Carnaval de rua será regulamentado na cidade

Representantes de blocos reclamam que não houve grande debate com a sociedade

Por: Juliana Deodoro - Atualizado em

Bloco Urubó
Desfile do Bloco Urubó pelas ruas da cidade (Foto: Anna Carolina Oliveira)

O prefeito Fernando Haddad deve publicar até o fim de janeiro um decreto que regulamenta o carnaval de rua em São Paulo. O texto definirá qual será a política da administração em relação à festa e vai, essencialmente, organizar o que já acontece todos os anos nas vias de diversos bairros da cidade.

A medida é resultado de uma mudança de entendimento que começou no ano passado. Antes renegado e, em alguns casos, proibido pela gestão de Gilberto Kassab, o carnaval já foi tratado em 2013 como assunto da Secretaria de Cultura. Durante o ano, o secretário Juca Ferreira se encontrou com representantes de vários blocos e, em novembro, foi organizado um seminário para discutir o assunto.

Por três dias, profissionais que trabalham nos carnavais mais famosos do país, como Recife, Rio de Janeiro e Salvador, falaram sobre suas experiências. Representantes de blocos e pesquisadores também participaram dos encontros. De acordo com a Secretaria de Cultura, o documento elaborado pela administração será baseado no que foi discutido no seminário.

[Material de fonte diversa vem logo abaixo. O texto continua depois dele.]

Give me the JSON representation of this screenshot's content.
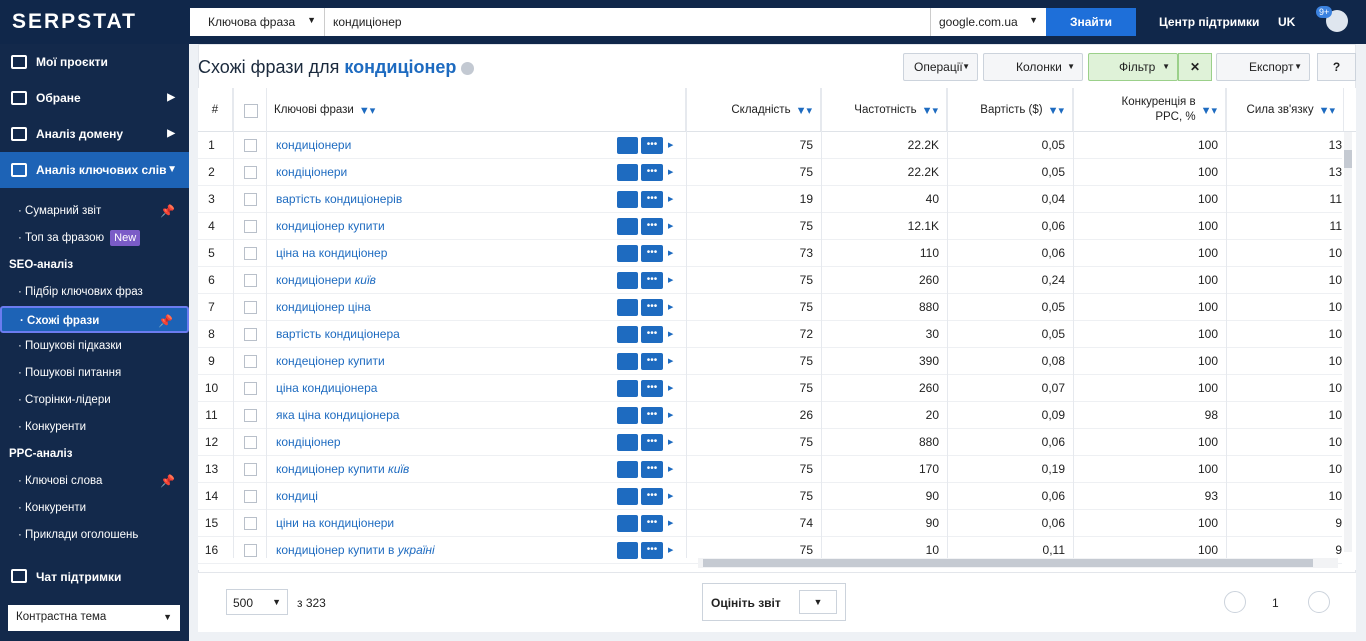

Apesar da regulamentação, organizadores de alguns blocos reclamam que a prefeitura não fez um grande debate com a sociedade antes de criar o documento. "A gente teve uma reunião no começo do ano e o seminário no fim. Não considero isso um amplo debate", diz José Vieira, do Bloco Bastardo. Ele é um dos representantes do Manifesto Carnavalista, que reúne mais de 35 blocos da cidade. 

Segundo Vieira, como não foram avisados oficialmente sobre o decreto, os blocos estão preparando um documento com datas, trajetos e horários que será entregue aos órgãos da prefeitura. "Não sabemos como isso vai se dar ainda e por isso não posso concluir se a ação é coerente com o que apontamos. Só vamos descobrir quando for publicado. Esperamos que a intervenção da prefeitura minimize o impacto do carnaval dos moradores e garanta mais segurança ao público."